Ein Umdenken der Politik ist dringend geboten. Ich würde das Konzept von Matthias Schrappe und Kollegen empfehlen, vor allem die Alten und Menschen mit Vorerkrankungen gezielt zu schützen. Wenn es in den nächsten Tagen keine belastbaren Zahlen zur Gefahr durch aggressive Virusvarianten gibt, sollte der harte Lockdown beendet werden. Trotzdem beachten wir weiterhin die Hygiene- und die Abstandsregeln und die Politik beobachtet gemeinsam mit Wissenschaftlern die Fakten.

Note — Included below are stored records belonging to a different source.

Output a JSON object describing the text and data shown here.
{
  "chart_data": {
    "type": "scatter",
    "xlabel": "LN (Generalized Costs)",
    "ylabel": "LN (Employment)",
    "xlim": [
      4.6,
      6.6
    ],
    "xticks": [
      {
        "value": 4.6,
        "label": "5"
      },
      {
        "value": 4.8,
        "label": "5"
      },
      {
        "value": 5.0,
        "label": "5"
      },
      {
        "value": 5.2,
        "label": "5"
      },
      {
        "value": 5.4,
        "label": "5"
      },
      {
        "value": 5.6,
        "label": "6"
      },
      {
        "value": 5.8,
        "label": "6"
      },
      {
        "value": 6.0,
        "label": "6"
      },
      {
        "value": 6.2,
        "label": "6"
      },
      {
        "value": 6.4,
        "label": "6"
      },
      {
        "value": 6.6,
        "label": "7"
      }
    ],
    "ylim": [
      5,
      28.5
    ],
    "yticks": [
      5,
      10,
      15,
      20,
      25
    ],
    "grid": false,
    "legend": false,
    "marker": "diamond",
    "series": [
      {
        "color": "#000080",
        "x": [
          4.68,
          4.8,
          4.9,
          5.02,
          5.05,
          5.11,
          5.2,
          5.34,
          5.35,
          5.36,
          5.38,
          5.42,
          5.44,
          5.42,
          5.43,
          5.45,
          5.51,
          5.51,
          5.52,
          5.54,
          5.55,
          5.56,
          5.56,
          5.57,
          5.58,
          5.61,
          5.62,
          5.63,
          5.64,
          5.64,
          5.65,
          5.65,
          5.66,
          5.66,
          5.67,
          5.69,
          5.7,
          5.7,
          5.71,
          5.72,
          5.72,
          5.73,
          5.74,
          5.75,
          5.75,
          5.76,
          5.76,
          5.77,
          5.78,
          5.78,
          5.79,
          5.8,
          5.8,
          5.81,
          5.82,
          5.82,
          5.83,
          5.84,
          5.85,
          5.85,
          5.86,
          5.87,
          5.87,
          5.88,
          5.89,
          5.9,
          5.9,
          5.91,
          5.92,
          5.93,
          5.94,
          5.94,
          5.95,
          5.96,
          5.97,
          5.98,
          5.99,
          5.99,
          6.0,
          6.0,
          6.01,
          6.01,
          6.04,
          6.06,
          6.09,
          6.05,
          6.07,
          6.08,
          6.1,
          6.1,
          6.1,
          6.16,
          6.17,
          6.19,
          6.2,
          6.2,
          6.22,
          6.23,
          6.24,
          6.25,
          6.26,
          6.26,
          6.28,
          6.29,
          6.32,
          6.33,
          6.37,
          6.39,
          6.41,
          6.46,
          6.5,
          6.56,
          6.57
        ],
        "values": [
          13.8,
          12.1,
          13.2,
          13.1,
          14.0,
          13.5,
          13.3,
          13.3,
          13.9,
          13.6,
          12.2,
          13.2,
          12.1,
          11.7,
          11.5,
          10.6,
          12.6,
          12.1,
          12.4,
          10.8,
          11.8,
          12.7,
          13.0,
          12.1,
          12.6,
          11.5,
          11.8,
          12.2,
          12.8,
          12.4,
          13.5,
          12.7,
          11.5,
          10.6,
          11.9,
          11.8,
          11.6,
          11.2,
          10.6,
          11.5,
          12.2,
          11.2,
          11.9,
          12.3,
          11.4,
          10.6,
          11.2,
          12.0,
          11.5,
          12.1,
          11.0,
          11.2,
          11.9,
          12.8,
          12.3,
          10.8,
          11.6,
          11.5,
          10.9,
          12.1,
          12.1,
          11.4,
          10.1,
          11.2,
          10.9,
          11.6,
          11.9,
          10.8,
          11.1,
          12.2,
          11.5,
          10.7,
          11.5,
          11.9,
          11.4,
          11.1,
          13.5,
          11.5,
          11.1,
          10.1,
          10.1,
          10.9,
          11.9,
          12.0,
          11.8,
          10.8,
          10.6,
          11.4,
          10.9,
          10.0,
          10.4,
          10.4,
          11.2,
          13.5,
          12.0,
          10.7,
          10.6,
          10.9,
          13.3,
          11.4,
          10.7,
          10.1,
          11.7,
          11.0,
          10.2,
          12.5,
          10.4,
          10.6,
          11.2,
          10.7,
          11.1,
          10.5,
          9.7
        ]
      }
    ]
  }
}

Eine wichtige positive Rolle spielt neben dem kommenden Sommer, der immer mit weniger Viruserkrankungen verbunden ist, auch die Impfung. Aber zu glauben, dass sich damit das Virus ausrotten lässt, halte ich für eine Illusion. Die Pocken auszurotten, hat knapp 200 Jahre gedauert, trotz weniger grenzüberschreitender Kontakte. Auch bei den Corona-Impfstoffen ist längst nicht alles geklärt, aber das ist ein anderes Thema. Man brauchte die Impfstoffe als „Licht am Ende des Tunnels“, vor allem zu Weihnachten, und konnte deshalb nicht so auf die Feinheiten achten.

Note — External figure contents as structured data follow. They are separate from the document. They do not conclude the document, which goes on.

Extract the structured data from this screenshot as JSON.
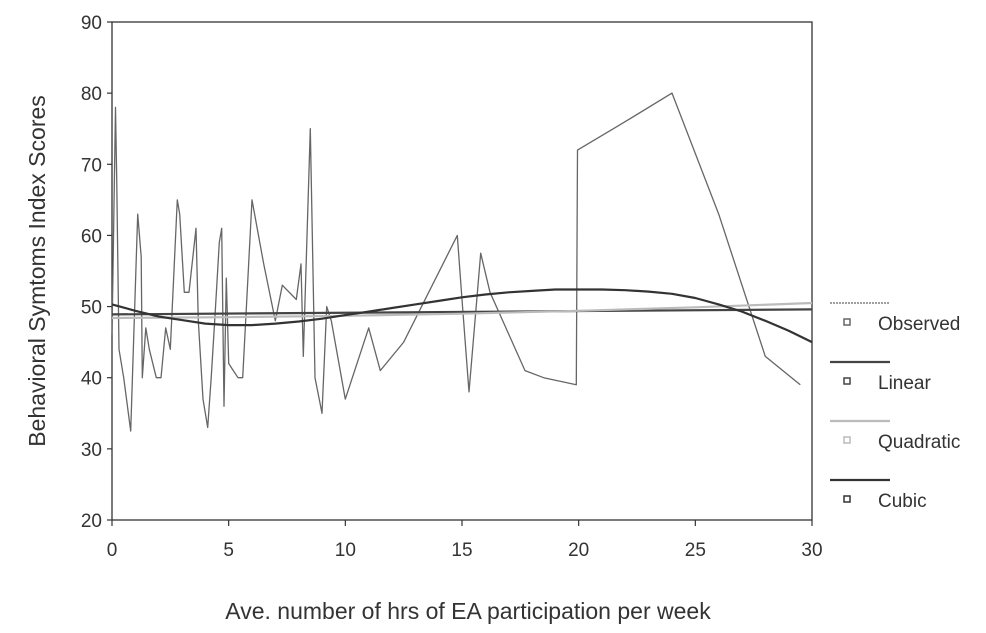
{
  "chart_data": {
    "type": "line",
    "xlabel": "Ave. number of hrs of EA participation per week",
    "ylabel": "Behavioral Symtoms Index Scores",
    "xlim": [
      0,
      30
    ],
    "ylim": [
      20,
      90
    ],
    "xticks": [
      0,
      5,
      10,
      15,
      20,
      25,
      30
    ],
    "yticks": [
      20,
      30,
      40,
      50,
      60,
      70,
      80,
      90
    ],
    "grid": false,
    "legend_position": "right",
    "series": [
      {
        "name": "Observed",
        "color": "#666666",
        "x": [
          0,
          0.15,
          0.2,
          0.3,
          0.5,
          0.8,
          1.1,
          1.25,
          1.3,
          1.45,
          1.6,
          1.9,
          2.1,
          2.3,
          2.5,
          2.8,
          2.9,
          3.1,
          3.3,
          3.6,
          3.7,
          3.9,
          4.1,
          4.25,
          4.4,
          4.6,
          4.7,
          4.8,
          4.9,
          5.0,
          5.2,
          5.4,
          5.6,
          6.0,
          6.5,
          7.0,
          7.3,
          7.9,
          8.1,
          8.2,
          8.5,
          8.7,
          9.0,
          9.2,
          9.4,
          10.0,
          11.0,
          11.5,
          12.5,
          14.8,
          15.0,
          15.3,
          15.8,
          16.2,
          17.7,
          18.5,
          19.9,
          19.95,
          22.0,
          24.0,
          26.0,
          28.0,
          29.5
        ],
        "y": [
          46,
          78,
          68,
          44,
          40,
          32.5,
          63,
          57,
          40,
          47,
          44,
          40,
          40,
          47,
          44,
          65,
          63,
          52,
          52,
          61,
          48,
          37,
          33,
          40,
          48,
          59,
          61,
          36,
          54,
          42,
          41,
          40,
          40,
          65,
          56,
          48,
          53,
          51,
          56,
          43,
          75,
          40,
          35,
          50,
          48,
          37,
          47,
          41,
          45,
          60,
          51,
          38,
          57.5,
          52,
          41,
          40,
          39,
          72,
          76,
          80,
          63,
          43,
          39
        ]
      },
      {
        "name": "Linear",
        "color": "#444444",
        "x": [
          0,
          30
        ],
        "y": [
          48.9,
          49.6
        ]
      },
      {
        "name": "Quadratic",
        "color": "#bbbbbb",
        "x": [
          0,
          5,
          10,
          15,
          20,
          25,
          30
        ],
        "y": [
          48.4,
          48.5,
          48.7,
          49.0,
          49.4,
          49.9,
          50.5
        ]
      },
      {
        "name": "Cubic",
        "color": "#333333",
        "x": [
          0,
          1,
          2,
          3,
          4,
          5,
          6,
          7,
          8,
          9,
          10,
          11,
          12,
          13,
          14,
          15,
          16,
          17,
          18,
          19,
          20,
          21,
          22,
          23,
          24,
          25,
          26,
          27,
          28,
          29,
          30
        ],
        "y": [
          50.3,
          49.4,
          48.6,
          48.1,
          47.6,
          47.4,
          47.4,
          47.6,
          47.9,
          48.3,
          48.8,
          49.3,
          49.8,
          50.3,
          50.8,
          51.3,
          51.7,
          52.0,
          52.2,
          52.4,
          52.4,
          52.4,
          52.3,
          52.1,
          51.8,
          51.2,
          50.3,
          49.3,
          48.0,
          46.6,
          45.0
        ]
      }
    ]
  }
}
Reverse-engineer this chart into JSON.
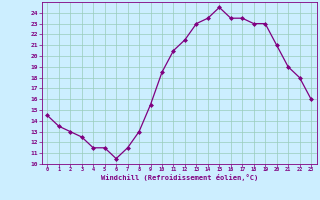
{
  "x": [
    0,
    1,
    2,
    3,
    4,
    5,
    6,
    7,
    8,
    9,
    10,
    11,
    12,
    13,
    14,
    15,
    16,
    17,
    18,
    19,
    20,
    21,
    22,
    23
  ],
  "y": [
    14.5,
    13.5,
    13.0,
    12.5,
    11.5,
    11.5,
    10.5,
    11.5,
    13.0,
    15.5,
    18.5,
    20.5,
    21.5,
    23.0,
    23.5,
    24.5,
    23.5,
    23.5,
    23.0,
    23.0,
    21.0,
    19.0,
    18.0,
    16.0
  ],
  "line_color": "#800080",
  "marker": "D",
  "marker_size": 2.0,
  "line_width": 0.9,
  "bg_color": "#cceeff",
  "grid_color": "#99ccbb",
  "xlabel": "Windchill (Refroidissement éolien,°C)",
  "xlabel_color": "#800080",
  "tick_color": "#800080",
  "ylim": [
    10,
    25
  ],
  "yticks": [
    10,
    11,
    12,
    13,
    14,
    15,
    16,
    17,
    18,
    19,
    20,
    21,
    22,
    23,
    24
  ],
  "xticks": [
    0,
    1,
    2,
    3,
    4,
    5,
    6,
    7,
    8,
    9,
    10,
    11,
    12,
    13,
    14,
    15,
    16,
    17,
    18,
    19,
    20,
    21,
    22,
    23
  ],
  "xlim": [
    -0.5,
    23.5
  ]
}
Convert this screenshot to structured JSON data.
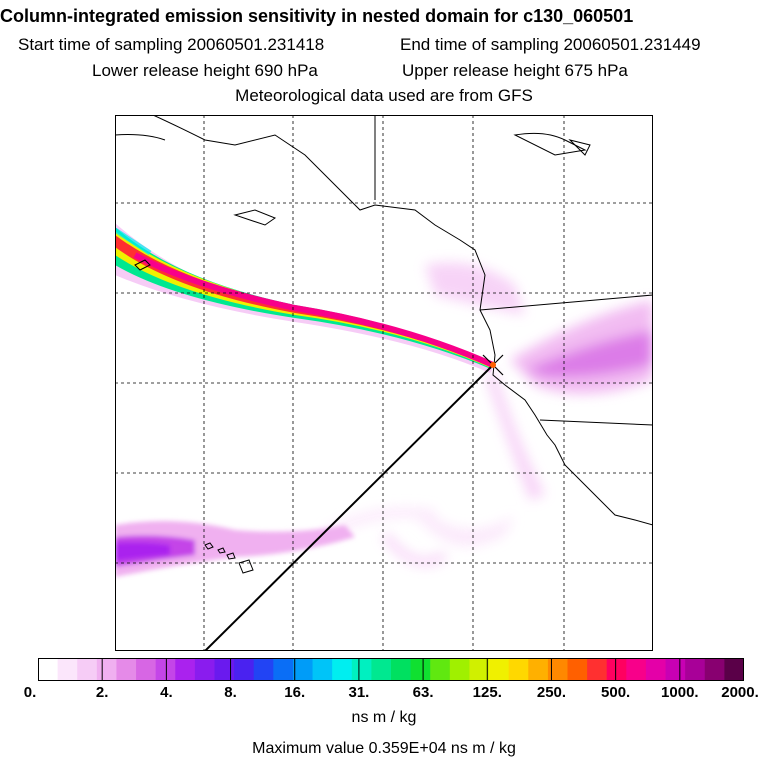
{
  "header": {
    "title": "Column-integrated emission sensitivity in nested domain for c130_060501",
    "start": "Start time of sampling 20060501.231418",
    "end": "End time of sampling 20060501.231449",
    "lower": "Lower release height  690 hPa",
    "upper": "Upper release height  675 hPa",
    "met": "Meteorological data used are from GFS"
  },
  "colorbar": {
    "labels": [
      "0.",
      "2.",
      "4.",
      "8.",
      "16.",
      "31.",
      "63.",
      "125.",
      "250.",
      "500.",
      "1000.",
      "2000."
    ],
    "units": "ns m / kg",
    "colors": [
      "#ffffff",
      "#fbe6fb",
      "#f6ccf6",
      "#f0b0f0",
      "#e58ae8",
      "#d766e4",
      "#c445e8",
      "#aa22ee",
      "#8a1cee",
      "#6a1aee",
      "#4a22f0",
      "#2244f4",
      "#0a6ef6",
      "#009cf8",
      "#00c4f8",
      "#00eef0",
      "#00f0c0",
      "#00e890",
      "#00e060",
      "#10e030",
      "#60e810",
      "#a0f000",
      "#d0f000",
      "#f0f000",
      "#ffd800",
      "#ffb000",
      "#ff8800",
      "#ff6000",
      "#ff3030",
      "#ff0060",
      "#f8008a",
      "#e400a8",
      "#c800b4",
      "#a80098",
      "#880070",
      "#5a0048"
    ]
  },
  "footer": {
    "maximum": "Maximum value  0.359E+04 ns m / kg"
  },
  "map": {
    "receptor_marker": "x-marker"
  }
}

Abschließend sage ich, wie viele andere auch: Wir müssen lernen, mit dem Virus zu leben, die besonders Gefährdeten schützen, ohne unsere Gesellschaft und unseren Rechtsstaat vor die Wand zu fahren.

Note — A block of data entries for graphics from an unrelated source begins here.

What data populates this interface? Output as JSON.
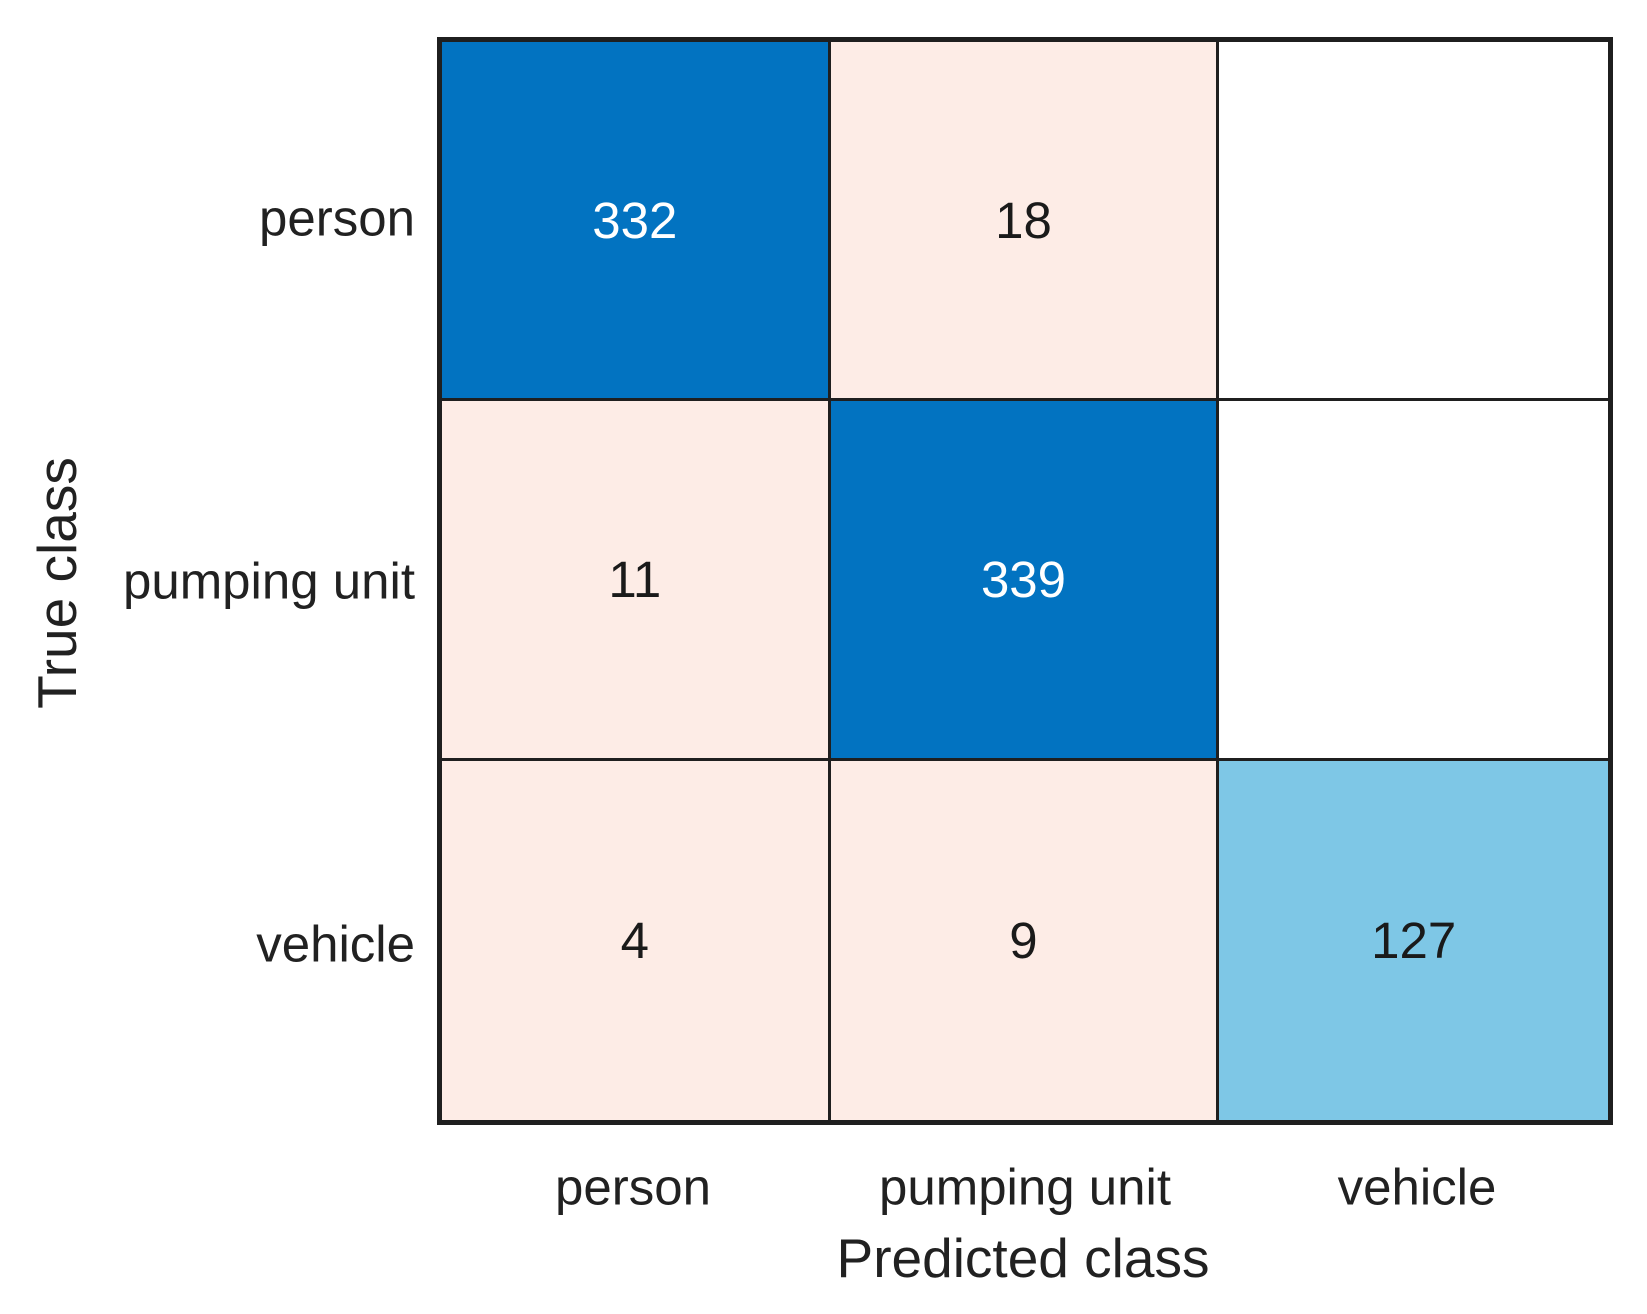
{
  "chart_data": {
    "type": "heatmap",
    "subtype": "confusion-matrix",
    "xlabel": "Predicted class",
    "ylabel": "True class",
    "row_labels": [
      "person",
      "pumping unit",
      "vehicle"
    ],
    "col_labels": [
      "person",
      "pumping unit",
      "vehicle"
    ],
    "matrix": [
      [
        332,
        18,
        null
      ],
      [
        11,
        339,
        null
      ],
      [
        4,
        9,
        127
      ]
    ],
    "cell_display": [
      [
        "332",
        "18",
        ""
      ],
      [
        "11",
        "339",
        ""
      ],
      [
        "4",
        "9",
        "127"
      ]
    ],
    "cell_colors": [
      [
        "#0273c1",
        "#fdece6",
        "#ffffff"
      ],
      [
        "#fdece6",
        "#0273c1",
        "#ffffff"
      ],
      [
        "#fdece6",
        "#fdece6",
        "#7ec7e6"
      ]
    ],
    "colors": {
      "diagonal_high": "#0273c1",
      "diagonal_low": "#7ec7e6",
      "off_diagonal": "#fdece6",
      "empty_cell": "#ffffff",
      "grid_line": "#1f1f1f",
      "text_on_dark": "#ffffff",
      "text_on_light": "#1a1a1a",
      "label_text": "#212121"
    },
    "layout": {
      "grid": "3x3",
      "legend": "none",
      "colorbar": "none"
    }
  }
}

Zur Person: Gerd Bosbach, Jahrgang 1953, ist emeritierter Professor für Statistik, Mathematik und empirische Wirtschafts- und Sozialforschung an der Hochschule Koblenz, Standort Remagen. Er ist als diplomierter Mathematiker und promovierter Statistiker zugleich einer der profiliertesten Kritiker der interessengeleiteten Nutzung von Statistik. Einblicke in Methoden und Geheimnisse der amtlichen Statistik sowie den – mitunter missbräuchlichen – Umgang der Politik und anderer interessierter Kreise erhielt er unter anderem während seiner Tätigkeit im Statistischen Bundesamt. Von Bosbach und dem Politologen Jens Jürgen Korff erschienen 2011 „Lügen mit Zahlen: Wie wir mit Statistiken manipuliert werden“ und 2017 „Die Zahlentrickser: Das Märchen von den aussterbenden Deutschen und andere Statistiklügen“. Gemeinsam mit Korff betreibt Bosbach die Webseite „Lügen mit Zahlen“.